Paul Murtagh, who is the assistant director of Barbican and property services, said the Barbican estate has a low fire risk, and has a “unique design”.
The nine-storey block is also unique as it shares space with the arts centre’s commercial operations. Flats are on the top three floors. The Brutalist estate is mainly built of concrete.
Mr Murtagh told residents at a Barbican Estate residents’ consultation committee that the work is out to tender. He also pointed out important fire safety measures on the three residential floors include secondary fire escape routes, hard wired smoke detection, and appropriate door compartmentation in the corridors.
There is also a link between the corridor smoke detectors to the way the fire doors operate. The system is also linked to the 24-hour concierge in Shakespeare Tower. He said he was also working with the Barbican Arts Centre, which has space in the nine-storey block so future fire safety work is aligned.
The fire risk at Frobisher Crescent has been assessed as low and the latest Fire Risk Assessment did not find any significant general safety issues. There are an estimated 138 residents who live in flats on the top three floors. Residents get to their single storey and duplex flats along corridors and can use stairs or lifts to get upstairs.
The block is built from concrete with a brick and block infill. It was converted from commercial premises and is next to the Barbican Arts Centre which attracts thousands of visitors every day.
Among the safety measures in place the report found there were reasonable means of escape, with suitable fire precautions in inside rooms.
According to the last available fire risk assessment for Frobisher Crescent, “it was not possible to determine the standards of compartmentation/fire stopping between communal areas and individual buildings: within the false ceilings”. The inspector advised that “any identified deficiencies be addressed”. The recommendation was given a lower priority rating, D, which recommends remedial work is “done in the long term”.
The City of London Corporation did a detailed report into fire safety in September 2017 following that summer’s fatal fire at Grenfell. New Fire Risk Assessments were done at all residential blocks on the Barbican Estate in January and February 2018 and the results were published on the Corporation’s website.

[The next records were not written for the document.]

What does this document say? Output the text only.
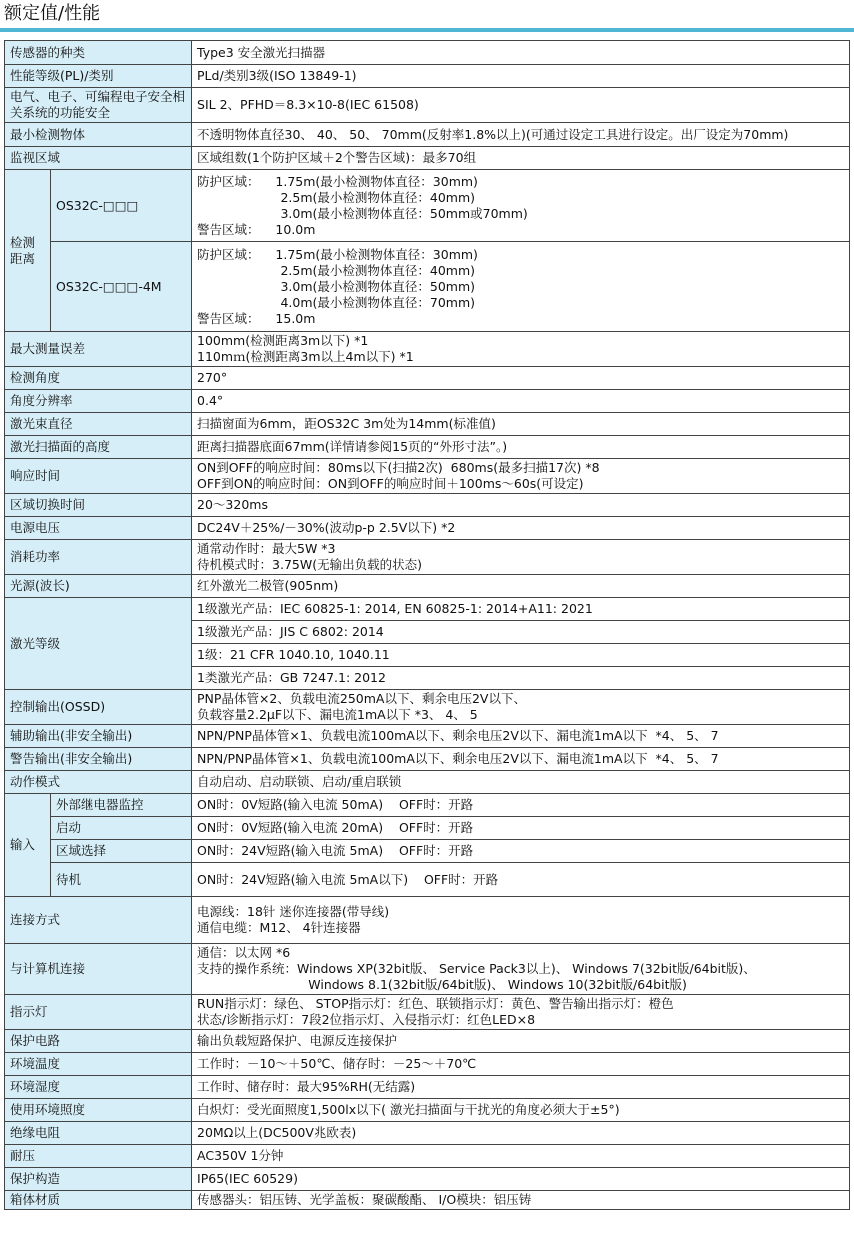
额定值/性能
传感器的种类		Type3 安全激光扫描器
性能等级(PL)/类别		PLd/类别3级(ISO 13849-1)
电气、电子、可编程电子安全相关系统的功能安全		SIL 2、PFHD＝8.3×10-8(IEC 61508)
最小检测物体		不透明物体直径30、 40、 50、 70mm(反射率1.8%以上)(可通过设定工具进行设定。出厂设定为70mm)
监视区域		区域组数(1个防护区域＋2个警告区域)：最多70组
检测距离	OS32C-□□□	防护区域：    1.75m(最小检测物体直径：30mm)
2.5m(最小检测物体直径：40mm)
3.0m(最小检测物体直径：50mm或70mm)
警告区域：    10.0m
	OS32C-□□□-4M	防护区域：    1.75m(最小检测物体直径：30mm)
2.5m(最小检测物体直径：40mm)
3.0m(最小检测物体直径：50mm)
4.0m(最小检测物体直径：70mm)
警告区域：    15.0m
最大测量误差		100mm(检测距离3m以下) *1
110mｍ(检测距离3m以上4m以下) *1
检测角度		270°
角度分辨率		0.4°
激光束直径		扫描窗面为6mm，距OS32C 3m处为14mm(标准值)
激光扫描面的高度		距离扫描器底面67mm(详情请参阅15页的“外形寸法”。)
响应时间		ON到OFF的响应时间：80ms以下(扫描2次)  680ms(最多扫描17次) *8
OFF到ON的响应时间：ON到OFF的响应时间＋100ms～60s(可设定)
区域切换时间		20～320ms
电源电压		DC24V＋25%/－30%(波动p-p 2.5V以下) *2
消耗功率		通常动作时：最大5W *3
待机模式时：3.75W(无输出负载的状态)
光源(波长)		红外激光二极管(905nm)
激光等级		1级激光产品：IEC 60825-1: 2014, EN 60825-1: 2014+A11: 2021
		1级激光产品：JIS C 6802: 2014
		1级：21 CFR 1040.10, 1040.11
		1类激光产品：GB 7247.1: 2012
控制输出(OSSD)		PNP晶体管×2、负载电流250mA以下、剩余电压2V以下、
负载容量2.2μF以下、漏电流1mA以下 *3、 4、 5
辅助输出(非安全输出)		NPN/PNP晶体管×1、负载电流100mA以下、剩余电压2V以下、漏电流1mA以下  *4、 5、 7
警告输出(非安全输出)		NPN/PNP晶体管×1、负载电流100mA以下、剩余电压2V以下、漏电流1mA以下  *4、 5、 7
动作模式		自动启动、启动联锁、启动/重启联锁
输入	外部继电器监控	ON时：0V短路(输入电流 50mA)    OFF时：开路
	启动	ON时：0V短路(输入电流 20mA)    OFF时：开路
	区域选择	ON时：24V短路(输入电流 5mA)    OFF时：开路
	待机	ON时：24V短路(输入电流 5mA以下)    OFF时：开路
连接方式		电源线：18针 迷你连接器(带导线)
通信电缆：M12、 4针连接器
与计算机连接		通信：以太网 *6
支持的操作系统：Windows XP(32bit版、 Service Pack3以上)、 Windows 7(32bit版/64bit版)、
Windows 8.1(32bit版/64bit版)、 Windows 10(32bit版/64bit版)
指示灯		RUN指示灯：绿色、 STOP指示灯：红色、联锁指示灯：黄色、警告输出指示灯：橙色
状态/诊断指示灯：7段2位指示灯、入侵指示灯：红色LED×8
保护电路		输出负载短路保护、电源反连接保护
环境温度		工作时：－10～＋50℃、储存时：－25～＋70℃
环境湿度		工作时、储存时：最大95%RH(无结露)
使用环境照度		白炽灯：受光面照度1,500lx以下( 激光扫描面与干扰光的角度必须大于±5°)
绝缘电阻		20MΩ以上(DC500V兆欧表)
耐压		AC350V 1分钟
保护构造		IP65(IEC 60529)
箱体材质		传感器头：铝压铸、光学盖板：聚碳酸酯、 I/O模块：铝压铸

Among other safety measures estate staff are hot on removing combustible material and trip hazards outside homes. The Corporation has also sent off three door sets for testing in Poland – as the demand in the UK post Grenfell has been so high.
The door set from Shakespeare Tower gave fire resistance for 36 minutes – six minutes longer than it is designed for. However “it did not perform well in terms of smoke resistance”, said Mr Murtagh. He is still waiting for results on door sets from Thomas More and Breton Houses, which were tested in August.